Teknologi untuk Menurunkan Nilai SDI
Setelah SDI air baku diketahui, langkah berikutnya adalah memilih teknologi pretreatment yang mampu menurunkan SDI ke level yang dapat diterima membran RO. Berikut hierarki teknologi pretreatment berdasarkan kemampuannya dalam mereduksi SDI [1].
1. Cartridge Filter (5 µm)
Cartridge filter dengan ukuran pori absolut ≤ 10 µm adalah persyaratan minimum untuk setiap sistem RO — berfungsi sebagai pengaman akhir sebelum high-pressure pump [1]. Namun, cartridge filter tidak didesain untuk menangani beban partikulat tinggi; penggantian cartridge lebih sering dari 1-3 bulan mengindikasikan masalah pada pretreatment di hulu.
2. Media Filtrasi (Sand / Dual-Media)
Media filter yang dirancang dan dioperasikan dengan baik dapat mencapai SDI₁₅ < 5 secara konsisten. Desain standar dual-media: 20 inci (0,5 m) pasir dilapisi 12 inci (0,3 m) antrasit, dengan kecepatan filtrasi 4–8 gpm/ft² (10–20 m/jam) [1]. Untuk air baku berpotensi fouling tinggi, kecepatan filtrasi di bawah 4 gpm/ft² atau filtrasi second-pass direkomendasikan.
3. In-Line Koagulasi + Media Filtrasi
Efisiensi media filter dalam menurunkan SDI dapat ditingkatkan secara signifikan dengan injeksi koagulan (ferri klorida atau ferri sulfat) sebelum filter. Teknik ini — yang dijelaskan dalam ASTM D4188 — cocok untuk air baku dengan SDI sedikit di atas 5. Dosis koagulan optimal umumnya berkisar 10–30 mg/L, ditentukan melalui uji jar test [1].

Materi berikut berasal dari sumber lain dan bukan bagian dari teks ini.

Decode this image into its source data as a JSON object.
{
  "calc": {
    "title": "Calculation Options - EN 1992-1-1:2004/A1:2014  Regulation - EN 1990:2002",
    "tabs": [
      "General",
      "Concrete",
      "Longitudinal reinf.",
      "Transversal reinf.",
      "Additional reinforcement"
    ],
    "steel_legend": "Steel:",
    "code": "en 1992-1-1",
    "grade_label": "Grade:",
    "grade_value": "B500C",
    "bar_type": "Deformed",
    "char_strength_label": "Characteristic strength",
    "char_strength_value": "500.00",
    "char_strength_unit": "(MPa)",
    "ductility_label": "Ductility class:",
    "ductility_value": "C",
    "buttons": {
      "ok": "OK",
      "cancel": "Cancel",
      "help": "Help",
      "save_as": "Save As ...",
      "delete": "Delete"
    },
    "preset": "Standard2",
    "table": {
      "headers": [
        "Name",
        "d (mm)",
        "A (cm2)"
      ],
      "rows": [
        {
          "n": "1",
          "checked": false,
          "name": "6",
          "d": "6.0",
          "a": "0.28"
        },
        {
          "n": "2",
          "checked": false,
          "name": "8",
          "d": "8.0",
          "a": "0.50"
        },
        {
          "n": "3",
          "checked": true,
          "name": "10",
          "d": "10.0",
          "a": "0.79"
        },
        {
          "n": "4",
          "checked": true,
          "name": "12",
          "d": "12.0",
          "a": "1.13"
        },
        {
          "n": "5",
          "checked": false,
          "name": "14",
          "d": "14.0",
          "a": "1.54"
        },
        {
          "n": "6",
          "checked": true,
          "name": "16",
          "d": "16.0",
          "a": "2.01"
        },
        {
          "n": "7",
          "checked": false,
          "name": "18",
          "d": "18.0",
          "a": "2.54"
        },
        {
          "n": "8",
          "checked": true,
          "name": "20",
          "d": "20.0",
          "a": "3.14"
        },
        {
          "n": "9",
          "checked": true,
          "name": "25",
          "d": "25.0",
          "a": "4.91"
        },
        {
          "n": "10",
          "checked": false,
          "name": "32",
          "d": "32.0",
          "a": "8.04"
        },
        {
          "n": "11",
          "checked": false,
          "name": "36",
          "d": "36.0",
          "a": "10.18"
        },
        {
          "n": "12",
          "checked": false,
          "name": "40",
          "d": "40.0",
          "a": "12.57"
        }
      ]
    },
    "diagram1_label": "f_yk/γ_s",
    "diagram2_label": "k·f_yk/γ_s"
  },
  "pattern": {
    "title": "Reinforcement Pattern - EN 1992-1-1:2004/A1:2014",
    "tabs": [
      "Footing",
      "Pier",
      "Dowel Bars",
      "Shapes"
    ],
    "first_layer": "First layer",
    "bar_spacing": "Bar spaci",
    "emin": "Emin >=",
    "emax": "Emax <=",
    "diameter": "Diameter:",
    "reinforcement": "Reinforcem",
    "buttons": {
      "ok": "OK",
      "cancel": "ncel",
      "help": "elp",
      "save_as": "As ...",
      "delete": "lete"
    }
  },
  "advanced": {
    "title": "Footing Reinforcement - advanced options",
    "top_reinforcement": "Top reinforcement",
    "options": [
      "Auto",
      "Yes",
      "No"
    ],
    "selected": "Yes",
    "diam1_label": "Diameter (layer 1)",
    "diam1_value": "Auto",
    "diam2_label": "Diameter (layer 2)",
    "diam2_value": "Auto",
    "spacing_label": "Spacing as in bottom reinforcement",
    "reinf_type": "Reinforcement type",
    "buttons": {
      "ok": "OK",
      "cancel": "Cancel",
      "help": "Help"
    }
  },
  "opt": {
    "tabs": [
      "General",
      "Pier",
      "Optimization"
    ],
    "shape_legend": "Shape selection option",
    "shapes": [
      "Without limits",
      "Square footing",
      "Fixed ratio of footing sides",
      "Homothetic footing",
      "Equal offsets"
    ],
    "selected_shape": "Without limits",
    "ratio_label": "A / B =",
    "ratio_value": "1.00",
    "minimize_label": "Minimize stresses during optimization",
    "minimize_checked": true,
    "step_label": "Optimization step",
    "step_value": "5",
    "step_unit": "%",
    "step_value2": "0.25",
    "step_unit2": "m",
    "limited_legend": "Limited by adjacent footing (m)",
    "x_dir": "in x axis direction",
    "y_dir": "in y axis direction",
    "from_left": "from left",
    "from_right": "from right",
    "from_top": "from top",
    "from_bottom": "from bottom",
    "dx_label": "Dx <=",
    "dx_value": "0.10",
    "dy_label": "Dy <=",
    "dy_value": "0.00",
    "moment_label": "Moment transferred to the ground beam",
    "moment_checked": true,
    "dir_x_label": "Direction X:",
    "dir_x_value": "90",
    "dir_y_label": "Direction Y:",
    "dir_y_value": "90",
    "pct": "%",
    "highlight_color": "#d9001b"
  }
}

4. Koagulasi-Flokulasi Klasik
Untuk air baku dengan konsentrasi padatan tersuspensi tinggi dan SDI > 10, proses koagulasi-flokulasi klasik dengan clarifier menjadi pilihan utama. Flok hidroksida dibiarkan tumbuh dan mengendap dalam ruang reaksi khusus; supernatant kemudian difilter melalui media filter. Proses ini — meskipun lebih mahal dan memerlukan tapak lebih besar — memberikan reduksi SDI yang substansial [1].
5. Mikrofiltrasi (MF) / Ultrafiltrasi (UF)
Teknologi MF/UF merupakan standar emas pretreatment RO modern. Membran UF secara substansial menghilangkan material tersuspensi, dan untuk UF dengan molecular weight cut-off yang tepat, juga menghilangkan senyawa organik terlarut. Hasilnya: SDI₁₅ < 1 dapat dicapai secara konsisten dengan sistem MF/UF yang dirancang dan dirawat dengan baik [1].
Sistem UF/MF dapat dioperasikan dalam mode dead-end (100% recovery) atau crossflow. Konfigurasi hollow-fiber tersedia dalam dua jenis: outside-in (lebih fleksibel dalam aliran umpan) dan inside-out (distribusi aliran lebih seragam). Teknik backwash dan air-scouring secara periodik digunakan untuk mengurangi fouling pada membran UF/MF [1].
Dalam skenario desain: Untuk instalasi SWRO di kawasan pesisir Indonesia dengan SDI air baku 6–8 (khas perairan tropis dengan kandungan organik tinggi), konfigurasi UF + cartridge filter 5 µm memberikan jaminan SDI feed water < 1 yang dibutuhkan untuk operasi jangka panjang tanpa pembersihan kimia frekuen.
Pemantauan SDI dalam Operasional Harian
Pengukuran SDI bukanlah aktivitas satu kali pada tahap desain. DUPONT FilmTec merekomendasikan pengukuran SDI dilakukan secara rutin — tiga kali sehari sebagai frekuensi yang direkomendasikan untuk air permukaan [1]. Berikut adalah praktik terbaik pemantauan SDI:
- Sebelum desain sistem: Lakukan pengukuran SDI pada berbagai musim untuk mendapatkan profil tahunan lengkap.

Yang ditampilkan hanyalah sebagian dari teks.